Justice Department opens probe into Louisiana State Police
BATON ROUGE, La. (AP) The U.S. Justice Department is opening a sweeping civil rights investigation into the Louisiana State Police amid mounting evidence that the agency has a pattern of looking the other way in the face of beatings of mostly Black men, including the deadly 2019 arrest of Ronald Greene.
The federal pattern-or-practice probe announced Thursday followed an Associated Press investigation that found Greenes arrest was among at least a dozen cases over the past decade in which state police troopers or their bosses ignored or concealed evidence of beatings, deflected blame and impeded efforts to root out misconduct. Dozens of current and former troopers said the beatings were countenanced by a culture of impunity, nepotism and, in some cases, outright racism.
We find significant justification to open this investigation now ... we received information of the repeated use of excessive force, often against people suspected of minor traffic offenses, are already handcuffed, or are not resisting, said Assistant Attorney General Kristen Clarke, who oversees the Justice Departments civil rights division.
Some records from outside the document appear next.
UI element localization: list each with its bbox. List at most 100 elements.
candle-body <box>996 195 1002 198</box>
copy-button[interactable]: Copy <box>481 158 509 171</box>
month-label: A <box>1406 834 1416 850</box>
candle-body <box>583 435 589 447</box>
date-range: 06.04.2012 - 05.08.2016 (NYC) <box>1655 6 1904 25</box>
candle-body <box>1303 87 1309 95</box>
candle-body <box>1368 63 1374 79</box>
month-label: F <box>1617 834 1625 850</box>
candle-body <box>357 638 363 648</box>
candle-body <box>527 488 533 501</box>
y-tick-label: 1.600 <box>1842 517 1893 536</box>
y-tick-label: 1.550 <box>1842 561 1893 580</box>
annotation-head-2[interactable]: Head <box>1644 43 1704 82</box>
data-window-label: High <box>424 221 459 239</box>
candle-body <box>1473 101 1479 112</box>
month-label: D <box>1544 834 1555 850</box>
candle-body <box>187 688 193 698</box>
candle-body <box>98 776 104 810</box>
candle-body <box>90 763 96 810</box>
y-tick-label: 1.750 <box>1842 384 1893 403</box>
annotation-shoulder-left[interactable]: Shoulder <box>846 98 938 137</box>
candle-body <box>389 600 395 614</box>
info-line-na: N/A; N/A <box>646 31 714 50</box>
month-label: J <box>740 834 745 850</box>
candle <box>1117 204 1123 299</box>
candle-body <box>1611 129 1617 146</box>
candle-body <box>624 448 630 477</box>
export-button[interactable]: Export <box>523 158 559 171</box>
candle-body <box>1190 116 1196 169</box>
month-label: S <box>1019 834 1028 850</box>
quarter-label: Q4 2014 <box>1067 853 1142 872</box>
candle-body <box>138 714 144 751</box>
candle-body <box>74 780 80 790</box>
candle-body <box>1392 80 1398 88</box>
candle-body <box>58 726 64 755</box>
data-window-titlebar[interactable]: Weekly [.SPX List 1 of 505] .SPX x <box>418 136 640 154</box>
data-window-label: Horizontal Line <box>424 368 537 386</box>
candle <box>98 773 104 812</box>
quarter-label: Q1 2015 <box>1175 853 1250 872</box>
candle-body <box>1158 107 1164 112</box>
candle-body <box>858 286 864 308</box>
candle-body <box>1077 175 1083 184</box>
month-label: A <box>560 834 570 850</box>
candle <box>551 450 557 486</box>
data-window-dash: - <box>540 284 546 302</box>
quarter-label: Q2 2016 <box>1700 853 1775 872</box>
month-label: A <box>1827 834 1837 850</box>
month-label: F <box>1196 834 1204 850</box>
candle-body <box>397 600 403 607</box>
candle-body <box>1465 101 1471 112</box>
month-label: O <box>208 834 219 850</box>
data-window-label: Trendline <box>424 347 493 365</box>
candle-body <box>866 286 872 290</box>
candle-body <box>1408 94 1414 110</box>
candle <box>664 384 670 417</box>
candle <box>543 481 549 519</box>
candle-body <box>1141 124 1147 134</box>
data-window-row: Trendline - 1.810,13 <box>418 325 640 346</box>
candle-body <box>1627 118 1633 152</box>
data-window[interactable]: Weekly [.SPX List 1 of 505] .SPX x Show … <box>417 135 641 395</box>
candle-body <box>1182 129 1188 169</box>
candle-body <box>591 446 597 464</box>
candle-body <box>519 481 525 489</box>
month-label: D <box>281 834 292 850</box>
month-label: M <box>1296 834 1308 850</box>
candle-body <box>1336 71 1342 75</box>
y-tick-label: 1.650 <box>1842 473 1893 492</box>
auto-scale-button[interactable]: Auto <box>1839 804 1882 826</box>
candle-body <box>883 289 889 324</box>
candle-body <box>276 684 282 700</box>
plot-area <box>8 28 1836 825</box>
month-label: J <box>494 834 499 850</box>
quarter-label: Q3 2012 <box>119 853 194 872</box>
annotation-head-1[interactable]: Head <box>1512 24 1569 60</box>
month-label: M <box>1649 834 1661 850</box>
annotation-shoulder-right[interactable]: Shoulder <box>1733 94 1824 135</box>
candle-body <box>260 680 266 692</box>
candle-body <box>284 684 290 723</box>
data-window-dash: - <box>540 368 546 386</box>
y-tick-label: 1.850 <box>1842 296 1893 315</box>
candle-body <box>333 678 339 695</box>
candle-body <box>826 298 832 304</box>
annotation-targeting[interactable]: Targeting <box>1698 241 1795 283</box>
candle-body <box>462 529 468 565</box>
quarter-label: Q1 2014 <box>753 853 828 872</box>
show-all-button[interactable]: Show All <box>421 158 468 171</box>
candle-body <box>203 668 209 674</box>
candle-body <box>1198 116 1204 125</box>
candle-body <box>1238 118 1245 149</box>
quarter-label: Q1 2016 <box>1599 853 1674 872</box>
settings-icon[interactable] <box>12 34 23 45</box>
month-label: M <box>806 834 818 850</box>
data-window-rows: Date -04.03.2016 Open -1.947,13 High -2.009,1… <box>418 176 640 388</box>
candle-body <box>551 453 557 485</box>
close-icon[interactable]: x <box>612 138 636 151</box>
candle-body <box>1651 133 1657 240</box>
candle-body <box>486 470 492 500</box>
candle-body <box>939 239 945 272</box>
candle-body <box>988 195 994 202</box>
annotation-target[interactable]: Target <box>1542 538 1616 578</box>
There are reports that officers target Black residents in their traffic enforcement practices and in use of force.
The federal probe, the first such action against a statewide law enforcement agency in more than two decades, comes more than three years after white troopers were captured on long-withheld body-camera video beating, stunning and dragging Greene on a rural roadside near Monroe. Despite lengthy, ongoing federal and state investigations into a death that troopers initially blamed on a car crash, no one has yet been charged.